Just about two people die here each month as a result of road accidents, a steep rise in the number of fatalities that has left road safety advocates worried about further deaths over the New Year holiday weekend.
With two days left in 2015, Barbados has recorded 22 road fatalities, more than 50 per cent higher than the 14 deaths last year.
“This increase is too much,” lamented Richard Cox, public relations officer of the Barbados Road Safety Association.
In an interview with Barbados TODAY, Cox pleaded with road users to take it easy and act responsibly, especially as they usher in the New Year.
“We are asking motorists and pedestrians not to leave it to the police alone because we have got to be our own police. It is in the interest of all citizens for the number of fatalities
to go down,” Cox said.
The road safety champion urged those planning to attend Old Year’s Night and other parties to know their drinking limit and not to overdo it.

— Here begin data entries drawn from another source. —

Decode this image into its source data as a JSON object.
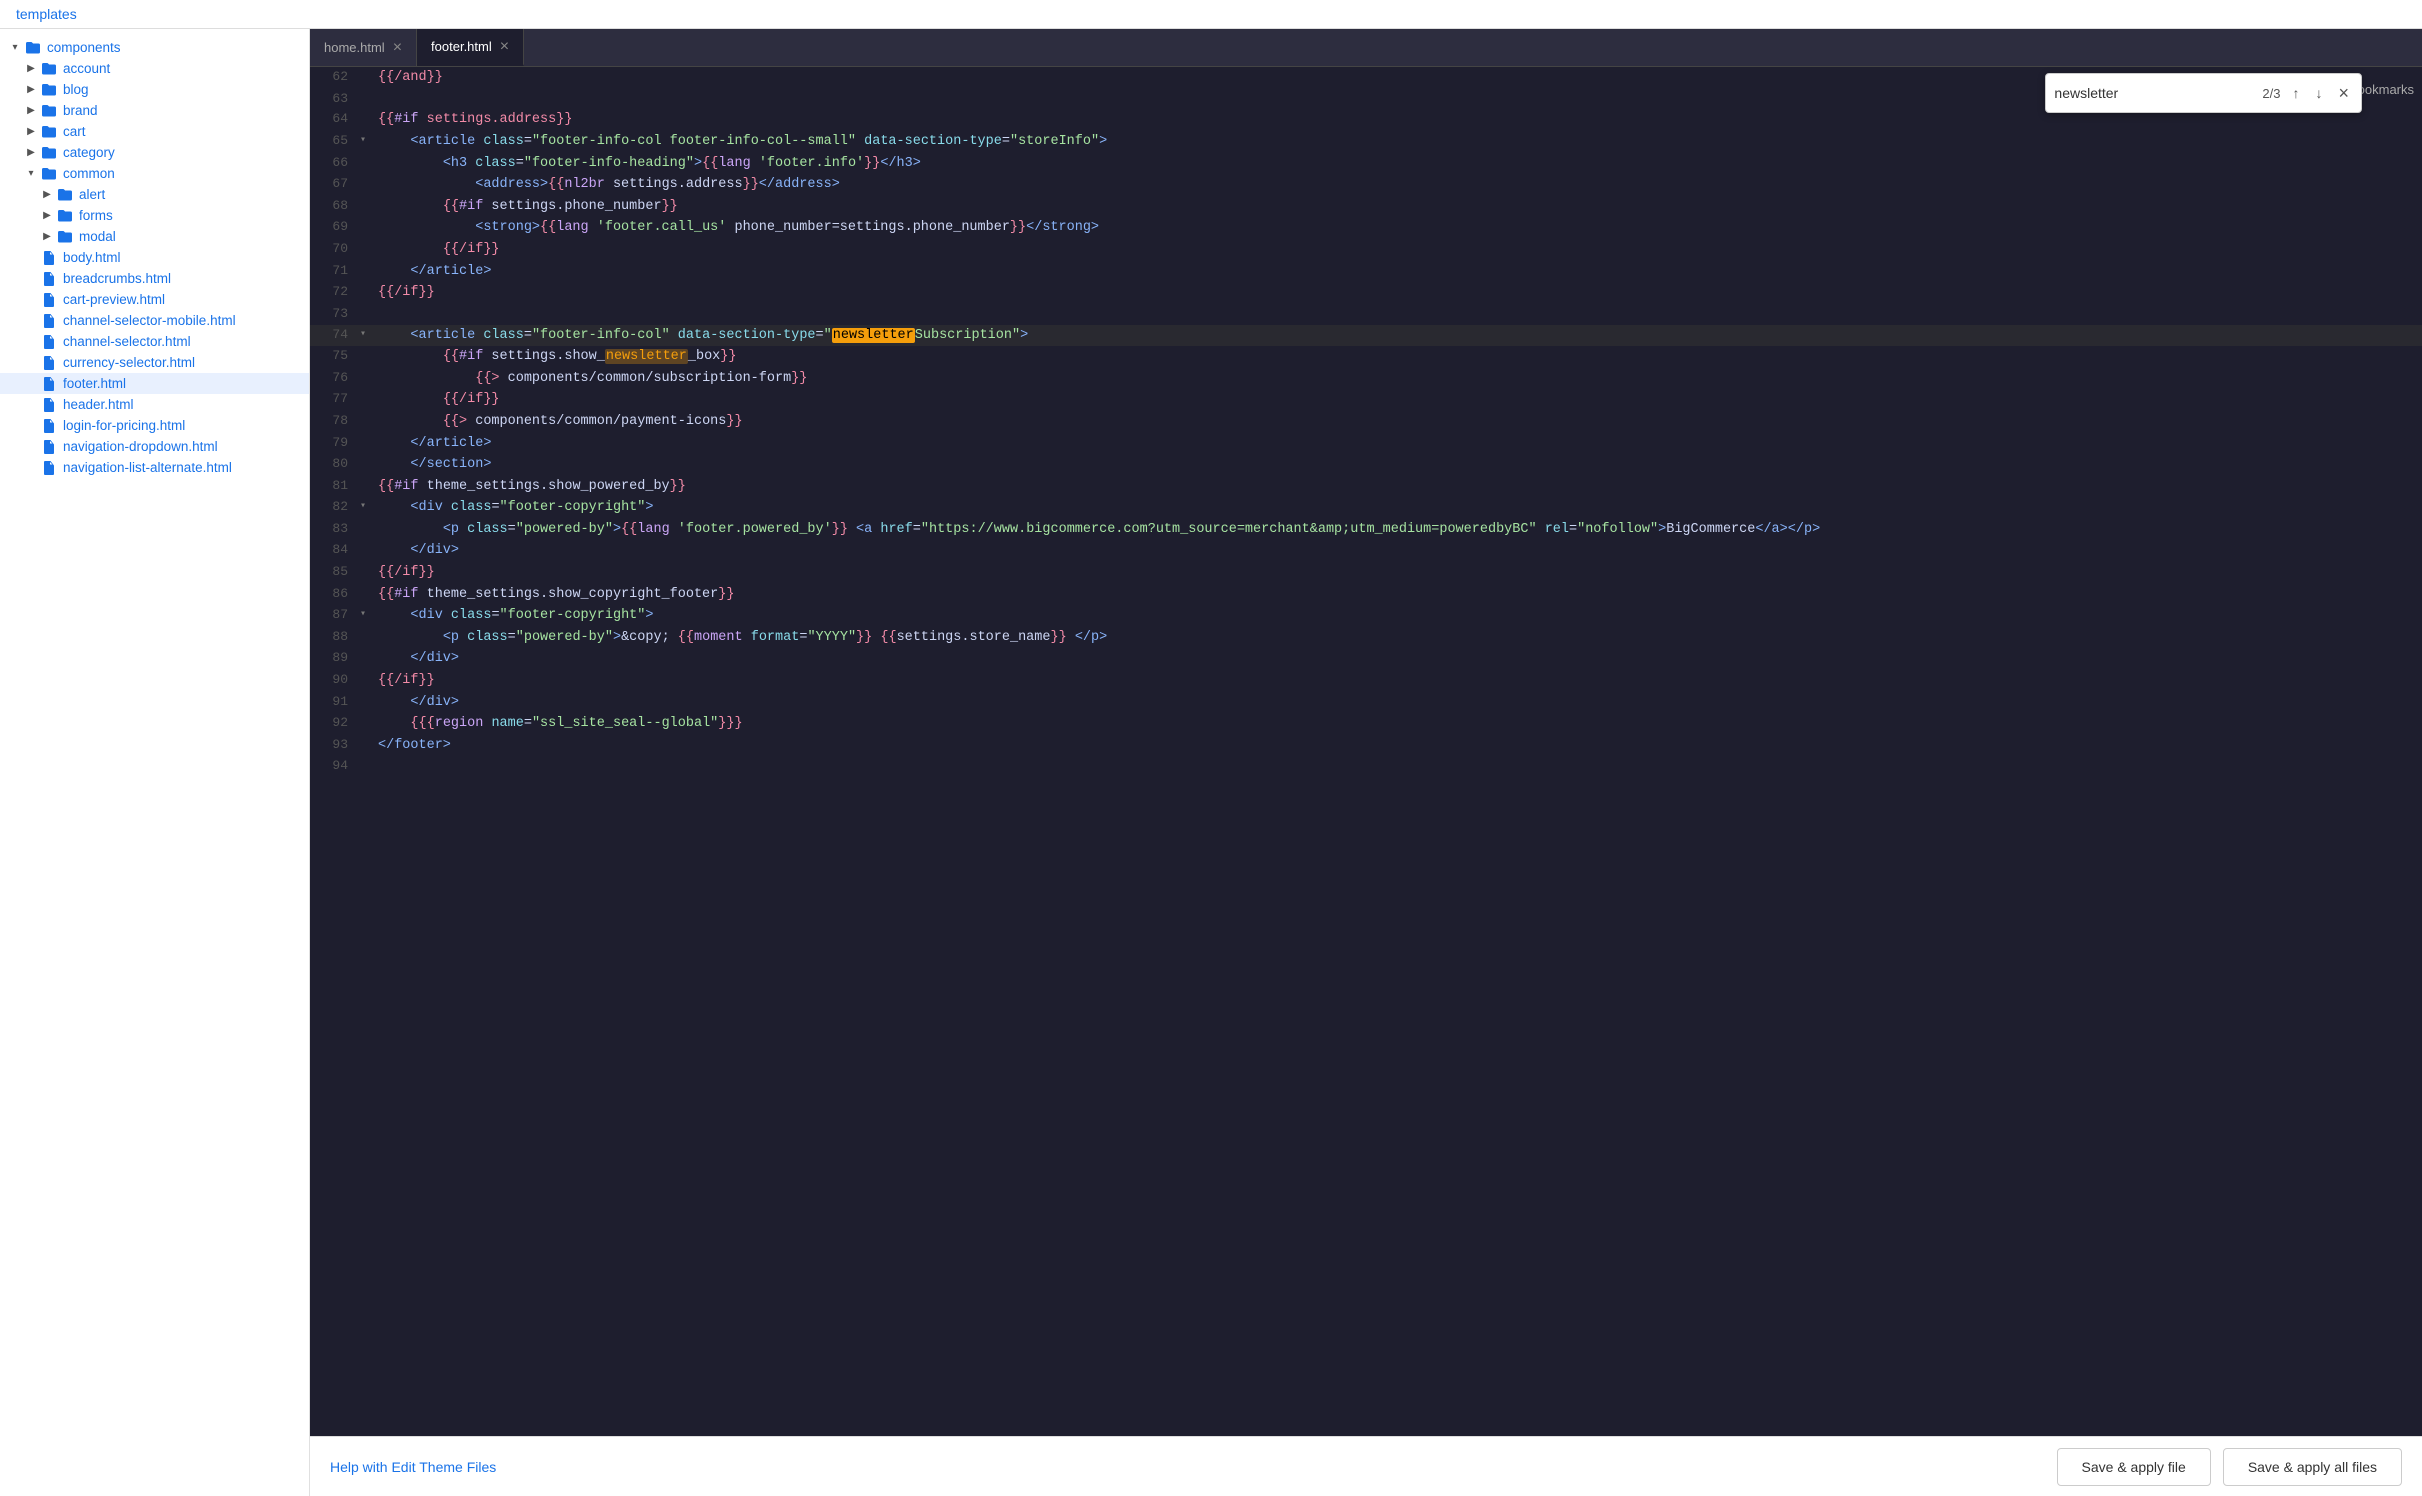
{
  "header": {
    "templates_label": "templates"
  },
  "sidebar": {
    "components_label": "components",
    "items": [
      {
        "id": "account",
        "label": "account",
        "type": "folder",
        "expanded": false,
        "indent": 2
      },
      {
        "id": "blog",
        "label": "blog",
        "type": "folder",
        "expanded": false,
        "indent": 2
      },
      {
        "id": "brand",
        "label": "brand",
        "type": "folder",
        "expanded": false,
        "indent": 2
      },
      {
        "id": "cart",
        "label": "cart",
        "type": "folder",
        "expanded": false,
        "indent": 2
      },
      {
        "id": "category",
        "label": "category",
        "type": "folder",
        "expanded": false,
        "indent": 2
      },
      {
        "id": "common",
        "label": "common",
        "type": "folder",
        "expanded": true,
        "indent": 2
      },
      {
        "id": "alert",
        "label": "alert",
        "type": "folder",
        "expanded": false,
        "indent": 3
      },
      {
        "id": "forms",
        "label": "forms",
        "type": "folder",
        "expanded": false,
        "indent": 3
      },
      {
        "id": "modal",
        "label": "modal",
        "type": "folder",
        "expanded": false,
        "indent": 3
      },
      {
        "id": "body.html",
        "label": "body.html",
        "type": "file",
        "indent": 2
      },
      {
        "id": "breadcrumbs.html",
        "label": "breadcrumbs.html",
        "type": "file",
        "indent": 2
      },
      {
        "id": "cart-preview.html",
        "label": "cart-preview.html",
        "type": "file",
        "indent": 2
      },
      {
        "id": "channel-selector-mobile.html",
        "label": "channel-selector-mobile.html",
        "type": "file",
        "indent": 2
      },
      {
        "id": "channel-selector.html",
        "label": "channel-selector.html",
        "type": "file",
        "indent": 2
      },
      {
        "id": "currency-selector.html",
        "label": "currency-selector.html",
        "type": "file",
        "indent": 2
      },
      {
        "id": "footer.html",
        "label": "footer.html",
        "type": "file",
        "indent": 2,
        "active": true
      },
      {
        "id": "header.html",
        "label": "header.html",
        "type": "file",
        "indent": 2
      },
      {
        "id": "login-for-pricing.html",
        "label": "login-for-pricing.html",
        "type": "file",
        "indent": 2
      },
      {
        "id": "navigation-dropdown.html",
        "label": "navigation-dropdown.html",
        "type": "file",
        "indent": 2
      },
      {
        "id": "navigation-list-alternate.html",
        "label": "navigation-list-alternate.html",
        "type": "file",
        "indent": 2
      }
    ]
  },
  "tabs": [
    {
      "id": "home.html",
      "label": "home.html",
      "closeable": true,
      "active": false
    },
    {
      "id": "footer.html",
      "label": "footer.html",
      "closeable": true,
      "active": true
    }
  ],
  "search": {
    "value": "newsletter",
    "count": "2/3",
    "up_label": "▲",
    "down_label": "▼",
    "close_label": "×",
    "all_bookmarks_label": "All Bookmarks"
  },
  "code_lines": [
    {
      "num": 62,
      "arrow": "",
      "content": "{{/and}}"
    },
    {
      "num": 63,
      "arrow": "",
      "content": ""
    },
    {
      "num": 64,
      "arrow": "",
      "content": "{{#if settings.address}}"
    },
    {
      "num": 65,
      "arrow": "▾",
      "content": "<article class=\"footer-info-col footer-info-col--small\" data-section-type=\"storeInfo\">"
    },
    {
      "num": 66,
      "arrow": "",
      "content": "    <h3 class=\"footer-info-heading\">{{lang 'footer.info'}}</h3>"
    },
    {
      "num": 67,
      "arrow": "",
      "content": "        <address>{{nl2br settings.address}}</address>"
    },
    {
      "num": 68,
      "arrow": "",
      "content": "        {{#if settings.phone_number}}"
    },
    {
      "num": 69,
      "arrow": "",
      "content": "            <strong>{{lang 'footer.call_us' phone_number=settings.phone_number}}</strong>"
    },
    {
      "num": 70,
      "arrow": "",
      "content": "        {{/if}}"
    },
    {
      "num": 71,
      "arrow": "",
      "content": "    </article>"
    },
    {
      "num": 72,
      "arrow": "",
      "content": "{{/if}}"
    },
    {
      "num": 73,
      "arrow": "",
      "content": ""
    },
    {
      "num": 74,
      "arrow": "▾",
      "content": "    <article class=\"footer-info-col\" data-section-type=\"newsletterSubscription\">",
      "highlight": true
    },
    {
      "num": 75,
      "arrow": "",
      "content": "        {{#if settings.show_newsletter_box}}"
    },
    {
      "num": 76,
      "arrow": "",
      "content": "            {{> components/common/subscription-form}}"
    },
    {
      "num": 77,
      "arrow": "",
      "content": "        {{/if}}"
    },
    {
      "num": 78,
      "arrow": "",
      "content": "        {{> components/common/payment-icons}}"
    },
    {
      "num": 79,
      "arrow": "",
      "content": "    </article>"
    },
    {
      "num": 80,
      "arrow": "",
      "content": "    </section>"
    },
    {
      "num": 81,
      "arrow": "",
      "content": "{{#if theme_settings.show_powered_by}}"
    },
    {
      "num": 82,
      "arrow": "▾",
      "content": "    <div class=\"footer-copyright\">"
    },
    {
      "num": 83,
      "arrow": "",
      "content": "        <p class=\"powered-by\">{{lang 'footer.powered_by'}} <a href=\"https://www.bigcommerce.com?utm_source=merchant&amp;utm_medium=poweredbyBC\" rel=\"nofollow\">BigCommerce</a></p>"
    },
    {
      "num": 84,
      "arrow": "",
      "content": "    </div>"
    },
    {
      "num": 85,
      "arrow": "",
      "content": "{{/if}}"
    },
    {
      "num": 86,
      "arrow": "",
      "content": "{{#if theme_settings.show_copyright_footer}}"
    },
    {
      "num": 87,
      "arrow": "▾",
      "content": "    <div class=\"footer-copyright\">"
    },
    {
      "num": 88,
      "arrow": "",
      "content": "        <p class=\"powered-by\">&copy; {{moment format=\"YYYY\"}} {{settings.store_name}} </p>"
    },
    {
      "num": 89,
      "arrow": "",
      "content": "    </div>"
    },
    {
      "num": 90,
      "arrow": "",
      "content": "{{/if}}"
    },
    {
      "num": 91,
      "arrow": "",
      "content": "    </div>"
    },
    {
      "num": 92,
      "arrow": "",
      "content": "    {{{region name=\"ssl_site_seal--global\"}}}"
    },
    {
      "num": 93,
      "arrow": "",
      "content": "</footer>"
    },
    {
      "num": 94,
      "arrow": "",
      "content": ""
    }
  ],
  "bottom": {
    "help_text": "Help with Edit Theme Files",
    "save_file_label": "Save & apply file",
    "save_all_label": "Save & apply all files"
  }
}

Cox also called on bartenders to refrain from serving alcohol to people who appear to have had too much to drink. But he said the onus was on road users to know how to conduct themselves.
“It is up to the motorist to drink responsibly. The Barbados Road Safety Association is not asking people not to drink, we are asking you to do it responsibly,” he stressed.

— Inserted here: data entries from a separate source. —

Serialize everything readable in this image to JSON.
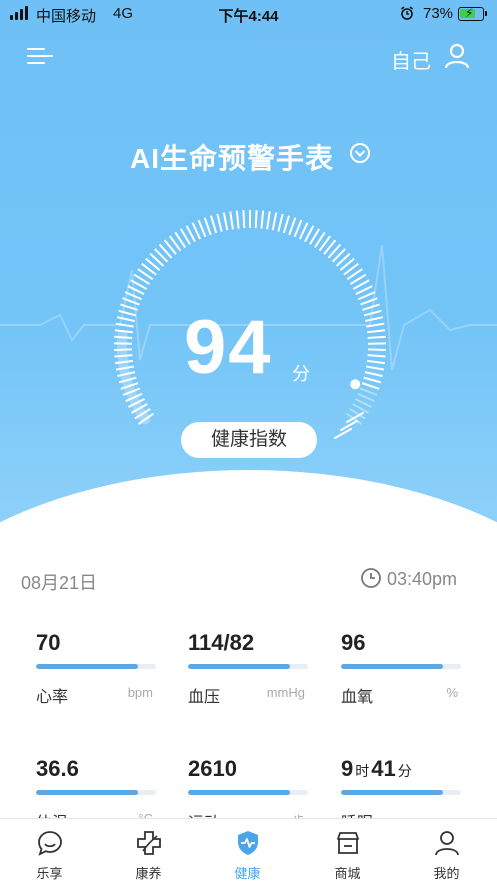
{
  "statusbar": {
    "carrier": "中国移动",
    "network": "4G",
    "time": "下午4:44",
    "battery": "73%",
    "battery_level": 0.73
  },
  "header": {
    "self_label": "自己"
  },
  "device": {
    "title": "AI生命预警手表"
  },
  "score": {
    "value": "94",
    "unit": "分",
    "label": "健康指数",
    "fraction": 0.94
  },
  "summary": {
    "date": "08月21日",
    "time": "03:40pm"
  },
  "metrics": [
    {
      "value": "70",
      "name": "心率",
      "unit": "bpm",
      "progress": 0.85
    },
    {
      "value": "114/82",
      "name": "血压",
      "unit": "mmHg",
      "progress": 0.85
    },
    {
      "value": "96",
      "name": "血氧",
      "unit": "%",
      "progress": 0.85
    },
    {
      "value": "36.6",
      "name": "体温",
      "unit": "°C",
      "progress": 0.85
    },
    {
      "value": "2610",
      "name": "运动",
      "unit": "步",
      "progress": 0.85
    },
    {
      "v1": "9",
      "u1": "时",
      "v2": "41",
      "u2": "分",
      "name": "睡眠",
      "unit": "",
      "progress": 0.85
    }
  ],
  "tabs": [
    {
      "label": "乐享",
      "icon": "chat-bubble-icon"
    },
    {
      "label": "康养",
      "icon": "leaf-cross-icon"
    },
    {
      "label": "健康",
      "icon": "shield-pulse-icon",
      "active": true
    },
    {
      "label": "商城",
      "icon": "store-icon"
    },
    {
      "label": "我的",
      "icon": "person-icon"
    }
  ],
  "colors": {
    "hero": "#73c4f7",
    "accent": "#4aa5ea",
    "bar": "#5aa9e6"
  }
}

Cox did not limit his concern to drivers, but pedestrians as well. He noted that too often partygoers leave events drunk and attempt to walk home, placing themselves and other road users at risk.
“Remember that a drunken pedestrian is likely to see a green light although it is red. If you are going out to party, arrange with some person to put you on your bus and let the driver put you at your gap.

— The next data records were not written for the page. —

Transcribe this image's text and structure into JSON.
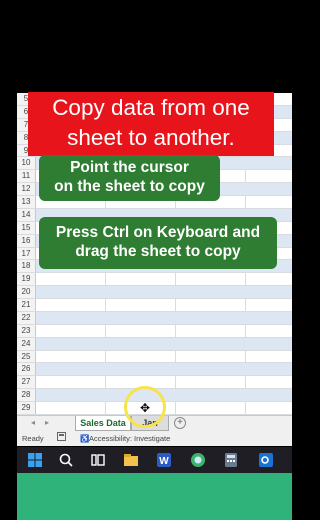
{
  "overlay": {
    "title_line1": "Copy data from one",
    "title_line2": "sheet to another.",
    "step1_line1": "Point the cursor",
    "step1_line2": "on the sheet to copy",
    "step2_line1": "Press Ctrl on Keyboard and",
    "step2_line2": "drag the sheet to copy"
  },
  "grid": {
    "row_numbers": [
      "5",
      "6",
      "7",
      "8",
      "9",
      "10",
      "11",
      "12",
      "13",
      "14",
      "15",
      "16",
      "17",
      "18",
      "19",
      "20",
      "21",
      "22",
      "23",
      "24",
      "25",
      "26",
      "27",
      "28",
      "29"
    ]
  },
  "sheet_tabs": {
    "active": "Sales Data",
    "other": "Jan",
    "add": "+"
  },
  "status": {
    "ready": "Ready",
    "accessibility": "Accessibility: Investigate"
  },
  "colors": {
    "title_bg": "#e8141c",
    "step_bg": "#2e7d32",
    "band": "#dde7f4",
    "bottom_green": "#2fb37b"
  },
  "taskbar": {
    "icons": [
      "windows-icon",
      "search-icon",
      "task-view-icon",
      "file-explorer-icon",
      "word-icon",
      "browser-icon",
      "calculator-icon",
      "outlook-icon"
    ]
  }
}
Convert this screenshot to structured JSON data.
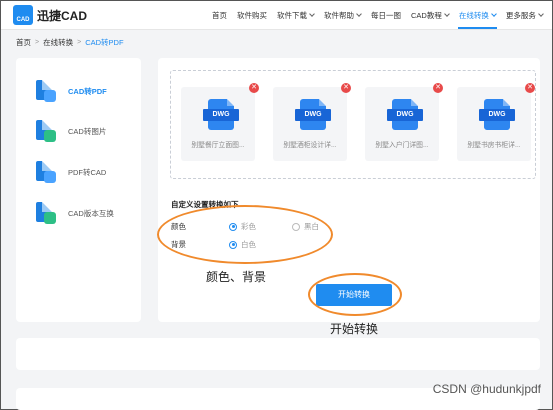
{
  "header": {
    "logo_mark": "CAD",
    "logo_text": "迅捷CAD",
    "nav": [
      {
        "label": "首页",
        "dropdown": false,
        "active": false
      },
      {
        "label": "软件购买",
        "dropdown": false,
        "active": false
      },
      {
        "label": "软件下载",
        "dropdown": true,
        "active": false
      },
      {
        "label": "软件帮助",
        "dropdown": true,
        "active": false
      },
      {
        "label": "每日一图",
        "dropdown": false,
        "active": false
      },
      {
        "label": "CAD教程",
        "dropdown": true,
        "active": false
      },
      {
        "label": "在线转换",
        "dropdown": true,
        "active": true
      },
      {
        "label": "更多服务",
        "dropdown": true,
        "active": false
      }
    ]
  },
  "breadcrumb": {
    "home": "首页",
    "section": "在线转换",
    "current": "CAD转PDF",
    "separator": ">"
  },
  "sidebar": {
    "items": [
      {
        "label": "CAD转PDF",
        "active": true,
        "icon": "cad-to-pdf-icon"
      },
      {
        "label": "CAD转图片",
        "active": false,
        "icon": "cad-to-image-icon"
      },
      {
        "label": "PDF转CAD",
        "active": false,
        "icon": "pdf-to-cad-icon"
      },
      {
        "label": "CAD版本互换",
        "active": false,
        "icon": "cad-version-icon"
      }
    ]
  },
  "files": [
    {
      "type": "DWG",
      "name": "别墅餐厅立面图..."
    },
    {
      "type": "DWG",
      "name": "别墅酒柜设计详..."
    },
    {
      "type": "DWG",
      "name": "别墅入户门详图..."
    },
    {
      "type": "DWG",
      "name": "别墅书房书柜详..."
    }
  ],
  "settings": {
    "title": "自定义设置转换如下",
    "color_label": "颜色",
    "color_options": [
      {
        "label": "彩色",
        "selected": true
      },
      {
        "label": "黑白",
        "selected": false
      }
    ],
    "background_label": "背景",
    "background_options": [
      {
        "label": "白色",
        "selected": true
      }
    ]
  },
  "start_button": "开始转换",
  "annotations": {
    "settings_note": "颜色、背景",
    "button_note": "开始转换"
  },
  "watermark": "CSDN @hudunkjpdf",
  "colors": {
    "accent": "#1f8cf0",
    "annotation": "#f08a2c",
    "delete": "#e84a4a"
  }
}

“But we are asking you not to walk the streets after you have left your party and remember that the police have power to arrest any person who he or she feels is incapable of looking after his or herself and holding that person at the police station,” he warned.
Several young people have lost their lives on the road this year in accidents where there was only one victim. However, there have also been multiple fatalities, including an accident in St Philip on August 31, which resulted in the deaths of Michelle Gibson, 49, and Candace Clarke, 37, both of Cave Hill, St Michael.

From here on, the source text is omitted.